5. Since these cards are hand punched there will be slight differences in the location of the holes. Left as is they tend to "catch" the cards unnecessarily. Sort through the deck a few cards at a time and clean up the differences in the escape paths. Soon the edges will become regular and the cards will fall away readily when you sort through them. Mark or clip one corner to assist in keeping the orientation correct and mark the master card with a line on the top edge do that it can be easily found.

 

Using the Synoptic Key Hole Card Deck.

 The advantages of using this prepared deck should become obvious the first or second time you use it. To sort, lay your master card over the entire deck. Beginning with the most obvious characteristic insert a polished toothpick or similar instrument through that hole: e.g. "reticulated" stipe:. all those mushrooms with a reticulated stipe come up, and those without fall away. You then go on to the next most obvious characteristic.

I have over 130 Bolete cards divided between two decks, about 50 in one deck (Leccinum, Tylopilus and a few Suillus ) and the balance (Mostly Boletus) in the other.  From my "Boletus" deck, sorting for "reticulation" immediately eliminates over a third of the cards. A second sort for "red pores" eliminates all but five. A third sort for "blue staining" leaves three cards, one of which is eliminated when I sort for "rapid" staining. Of the two remaining cards, one indicates a "brown" cap (B. pseudo-olivaceous) and one (B. frostii) a "red" cap. Four sorts, perfect match.

Not all sorts, of course, will work this elegantly. Some will end up with a small group of cards necessitating a study of the notations or sub-keys on the cards for further differentiation. Sometimes you end up with an obvious error, but in the majority of the cases the task of the initial identification process becomes as easy as pulling weeds. Not quite, but almost mindless. Given the tangle of the forest of species, who would have thought it to be so easy!!

 

There is one obvious problem with this homemade deck: it is somewhat fragile.  The sorts work best with a gentle touch and should be kept dry. Stiffer, smoother, or plasticized cards will work better, but these are hard to come by.  Corrections or revisions to the punched holes can be easily accomplished with "scotch" tape and repunching.  A perfect system would have the picture of the mushroom, along with notes printed on water-resistant cards.

 

Throughout this article I have tried to emphasize how the task of identifying mushrooms using published material - Field Guides, Keys, Monographs, photographs and descriptions - can be personalized and enhanced by utilizing a cognitive approach:  using both sides of the brain, so to speak.

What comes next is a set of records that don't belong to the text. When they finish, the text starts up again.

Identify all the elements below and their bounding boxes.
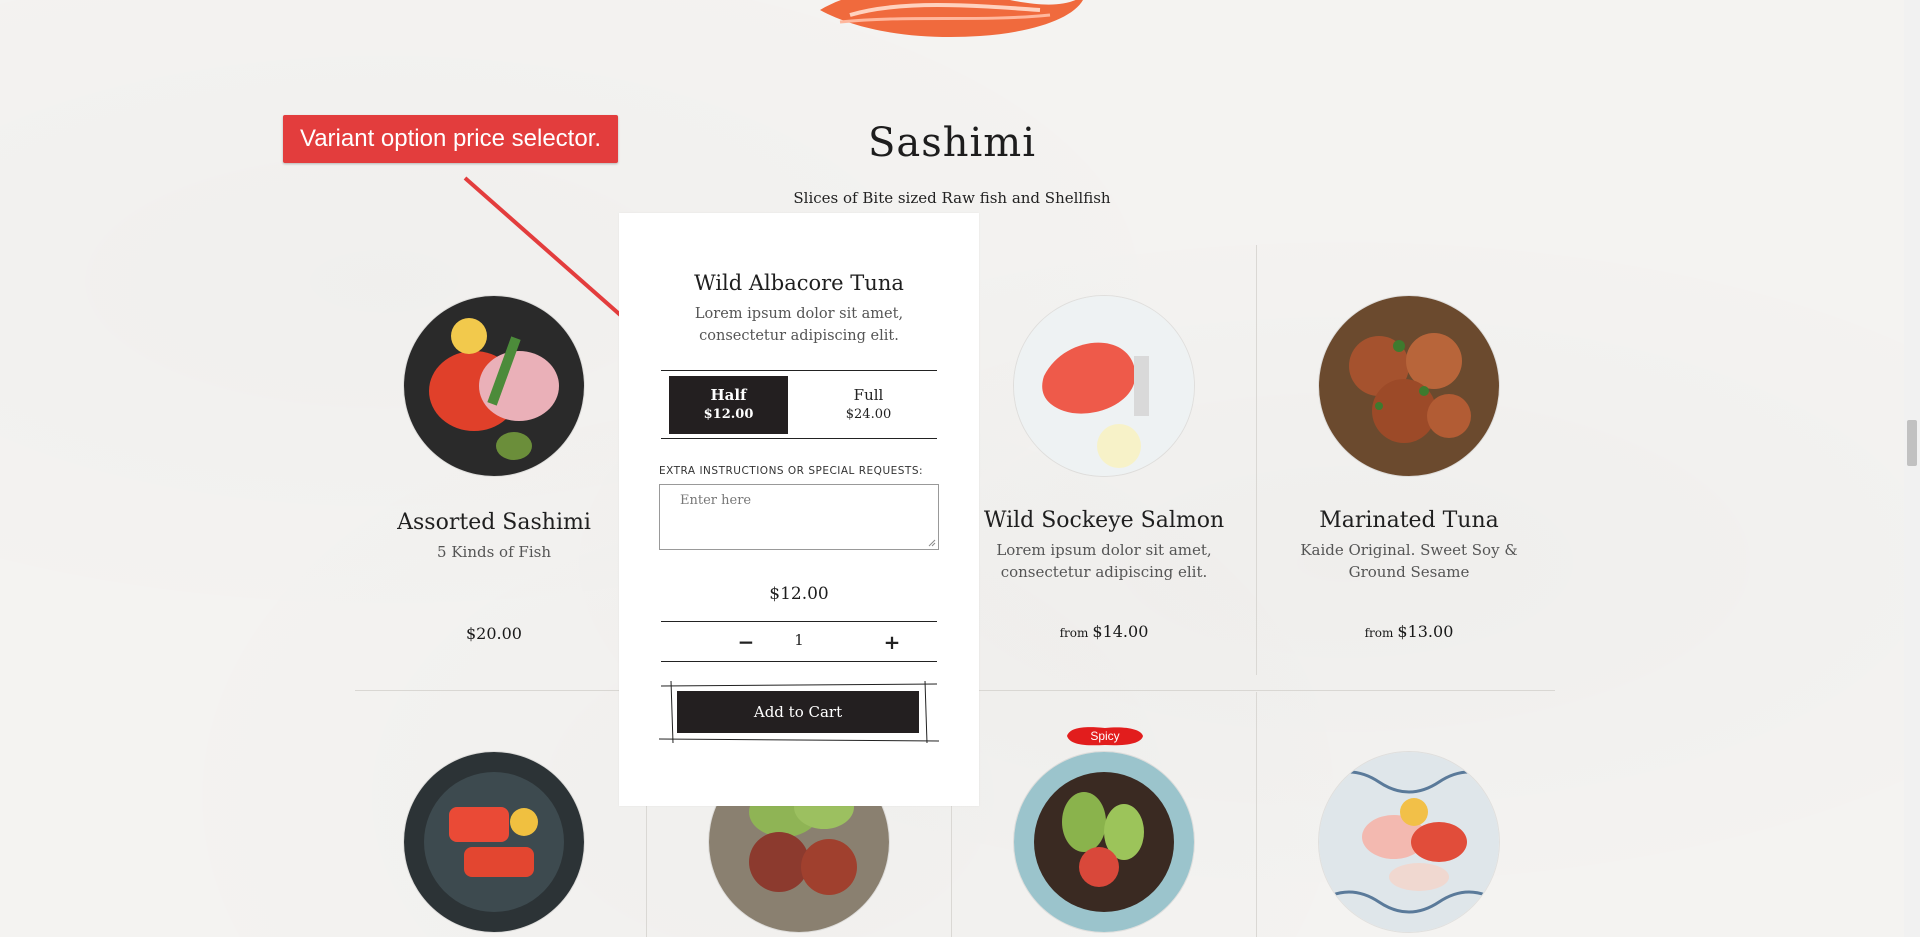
item-description: 5 Kinds of Fish <box>437 543 551 561</box>
instructions-textarea[interactable]: Enter here <box>659 484 939 550</box>
item-price-value: $20.00 <box>466 624 522 643</box>
price-prefix: from <box>1059 626 1089 640</box>
menu-item-card[interactable] <box>344 752 644 937</box>
price-prefix: from <box>1364 626 1394 640</box>
grid-divider <box>1256 692 1257 937</box>
variant-name: Half <box>710 386 747 404</box>
scrollbar[interactable] <box>1904 0 1920 937</box>
variant-price: $24.00 <box>845 407 892 422</box>
sushi-decoration-image <box>820 0 1083 37</box>
spicy-label: Spicy <box>1090 729 1120 743</box>
divider <box>661 621 937 622</box>
food-photo[interactable] <box>1319 752 1499 932</box>
variant-price: $12.00 <box>703 407 754 422</box>
instructions-placeholder: Enter here <box>680 493 752 508</box>
item-name: Assorted Sashimi <box>397 510 591 535</box>
quantity-increase-button[interactable]: + <box>872 627 912 657</box>
modal-title: Wild Albacore Tuna <box>694 271 904 295</box>
item-price: $20.00 <box>344 624 644 643</box>
spicy-badge: Spicy <box>1065 724 1145 748</box>
product-modal: Wild Albacore Tuna Lorem ipsum dolor sit… <box>619 213 979 806</box>
food-photo[interactable] <box>404 752 584 932</box>
item-price-value: $13.00 <box>1397 622 1454 641</box>
menu-item-card[interactable]: Marinated Tuna Kaide Original. Sweet Soy… <box>1259 296 1559 656</box>
variant-option-full[interactable]: Full $24.00 <box>809 376 928 434</box>
scrollbar-thumb[interactable] <box>1907 420 1917 466</box>
resize-handle-icon[interactable] <box>928 539 936 547</box>
quantity-value[interactable]: 1 <box>779 631 819 649</box>
item-price-value: $14.00 <box>1092 622 1149 641</box>
grid-divider <box>1256 245 1257 675</box>
item-price: from $14.00 <box>954 622 1254 641</box>
modal-description: Lorem ipsum dolor sit amet, consectetur … <box>694 306 904 344</box>
divider <box>661 370 937 371</box>
section-subtitle: Slices of Bite sized Raw fish and Shellf… <box>793 189 1111 207</box>
item-name: Marinated Tuna <box>1319 508 1499 533</box>
quantity-decrease-button[interactable]: − <box>726 627 766 657</box>
menu-item-card[interactable] <box>1259 752 1559 937</box>
food-photo[interactable] <box>1014 752 1194 932</box>
divider <box>661 661 937 662</box>
instructions-label: EXTRA INSTRUCTIONS OR SPECIAL REQUESTS: <box>659 465 924 477</box>
food-photo[interactable] <box>1014 296 1194 476</box>
item-name: Wild Sockeye Salmon <box>983 508 1225 533</box>
item-description: Kaide Original. Sweet Soy & Ground Sesam… <box>1300 541 1518 581</box>
divider <box>661 438 937 439</box>
modal-total-price: $12.00 <box>769 584 829 604</box>
variant-name: Full <box>853 386 884 404</box>
variant-option-half[interactable]: Half $12.00 <box>669 376 788 434</box>
menu-item-card[interactable]: Wild Sockeye Salmon Lorem ipsum dolor si… <box>954 296 1254 656</box>
add-to-cart-button[interactable]: Add to Cart <box>677 691 919 733</box>
item-price: from $13.00 <box>1259 622 1559 641</box>
menu-item-card[interactable] <box>954 752 1254 937</box>
annotation-callout: Variant option price selector. <box>283 115 618 163</box>
item-description: Lorem ipsum dolor sit amet, consectetur … <box>996 541 1212 581</box>
food-photo[interactable] <box>1319 296 1499 476</box>
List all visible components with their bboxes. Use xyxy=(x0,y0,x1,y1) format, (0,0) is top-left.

 I have not tried to deal with the technique of using portable electronic data bases.   Someone else will have to do that.  I have no doubt that future mycologists will go afield with palm pilots, blackberries, and cell phones hooked up to sensitive image based data systems – the picture books of the future.

 

Thanks go to Allan Bessette, David Jenkins, and Steve Stephenson for their gracious permission to use material cited from their works.  All mistakes are mine.